And the year was 2027, or maybe it’s 2010. Either one sounds futuristic to me. The plotline of “Children of Men” is a kind of human-wide claustrophobia. The world becomes infertile. This is the last generation that will be. The near future is limited. The far future is dead.
And strangely, it is not the plot that causes the film to feel so devastatingly cocooning; no, it is the view we are permitted. When the film was released, it immediately gained applause for its ingeniusly long shots. But besides exhibiting cinematic excellence, these 10-minute-plus camera takes without cuts don’t let us breathe. You are not given even that fraction of a one second cut-to in which to gain your composure. You are stuck.
And this is the real world, is it not? We are blind and stuck on a path with no future. How excrutiatingly bleak this earth is. The dog I laughed at yesterday while walking in the park may be gone today. As far as I know he has no future. The tortured soul, the remorseful killer, the daydreaming teen with a heart condition, the betrayed, the diseased – they all fit in here.
And despite all this, despite our lack of future, we are not claustrophobic. We dance tonight, work tomorrow, and drink to wash our cares away. We dance next week, work, then drink our concerns away. We dance next month, work, then drink our lives away. And when we grow tired of the rhythm, we find a new drum beat.
And there is nothing to do.

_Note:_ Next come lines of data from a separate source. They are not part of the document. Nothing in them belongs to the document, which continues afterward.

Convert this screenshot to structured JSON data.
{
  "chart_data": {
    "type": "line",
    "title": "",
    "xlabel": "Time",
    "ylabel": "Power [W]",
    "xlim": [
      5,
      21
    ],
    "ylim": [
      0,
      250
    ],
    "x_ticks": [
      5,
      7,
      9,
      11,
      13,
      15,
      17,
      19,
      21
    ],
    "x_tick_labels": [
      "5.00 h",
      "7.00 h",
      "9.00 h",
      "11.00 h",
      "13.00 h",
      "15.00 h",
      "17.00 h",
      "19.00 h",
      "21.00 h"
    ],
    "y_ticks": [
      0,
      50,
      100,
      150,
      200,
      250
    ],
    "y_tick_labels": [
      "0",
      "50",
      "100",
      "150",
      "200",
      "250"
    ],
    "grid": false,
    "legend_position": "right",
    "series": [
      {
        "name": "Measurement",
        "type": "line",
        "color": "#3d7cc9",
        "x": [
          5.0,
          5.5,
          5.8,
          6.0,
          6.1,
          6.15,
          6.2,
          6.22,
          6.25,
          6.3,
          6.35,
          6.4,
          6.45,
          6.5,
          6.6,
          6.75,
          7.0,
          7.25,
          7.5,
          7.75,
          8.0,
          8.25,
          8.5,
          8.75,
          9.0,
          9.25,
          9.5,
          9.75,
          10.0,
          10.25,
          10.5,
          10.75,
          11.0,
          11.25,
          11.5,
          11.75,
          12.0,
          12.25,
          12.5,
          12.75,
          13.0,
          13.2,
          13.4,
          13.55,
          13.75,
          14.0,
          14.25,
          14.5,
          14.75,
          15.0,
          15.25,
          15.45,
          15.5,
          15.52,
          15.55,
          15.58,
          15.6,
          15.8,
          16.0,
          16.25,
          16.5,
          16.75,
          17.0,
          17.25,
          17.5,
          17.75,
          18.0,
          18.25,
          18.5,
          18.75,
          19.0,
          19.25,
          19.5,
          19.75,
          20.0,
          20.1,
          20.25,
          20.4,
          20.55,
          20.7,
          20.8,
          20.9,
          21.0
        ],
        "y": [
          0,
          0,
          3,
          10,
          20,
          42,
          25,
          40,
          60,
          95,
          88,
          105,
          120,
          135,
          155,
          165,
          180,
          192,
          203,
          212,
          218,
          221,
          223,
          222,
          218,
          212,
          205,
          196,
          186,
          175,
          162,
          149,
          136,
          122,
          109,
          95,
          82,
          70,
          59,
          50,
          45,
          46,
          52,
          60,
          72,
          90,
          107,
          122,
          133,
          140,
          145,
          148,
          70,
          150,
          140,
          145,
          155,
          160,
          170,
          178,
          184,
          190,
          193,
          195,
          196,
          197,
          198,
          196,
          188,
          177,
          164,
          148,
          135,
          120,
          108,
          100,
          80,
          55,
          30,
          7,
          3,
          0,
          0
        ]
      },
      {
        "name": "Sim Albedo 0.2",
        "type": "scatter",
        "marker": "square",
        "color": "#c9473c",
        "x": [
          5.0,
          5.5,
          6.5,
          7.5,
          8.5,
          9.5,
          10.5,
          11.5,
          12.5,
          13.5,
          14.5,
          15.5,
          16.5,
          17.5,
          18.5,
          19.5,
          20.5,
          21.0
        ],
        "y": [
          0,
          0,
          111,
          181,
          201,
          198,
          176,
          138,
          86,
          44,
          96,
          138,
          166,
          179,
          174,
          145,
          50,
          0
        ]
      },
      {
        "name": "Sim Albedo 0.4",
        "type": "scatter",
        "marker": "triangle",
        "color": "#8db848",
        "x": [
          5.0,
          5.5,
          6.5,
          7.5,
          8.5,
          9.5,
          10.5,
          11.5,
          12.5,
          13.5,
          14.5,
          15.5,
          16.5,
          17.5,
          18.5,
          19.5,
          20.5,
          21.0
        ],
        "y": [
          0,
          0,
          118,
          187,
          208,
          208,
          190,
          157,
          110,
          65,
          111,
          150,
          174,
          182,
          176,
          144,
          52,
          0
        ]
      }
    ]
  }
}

There is nothing really to fight for, for there's nothing really to be gained. Why aren’t we more depressed? Why don’t we scream more? We should. We should form some form of initiative. We should find a way out button. We should unite to do something, anything to keep the future from imploding in. But we don’t. We don't notice how crowded it is. We sit back and ignore the ever dwindling dimensions of our room.
But there is a rumor of hope; a hope beyond. Oh God, if it’s true! The great hope, the great Tomorrow! Oh God!
If only we embraced the hope. If only.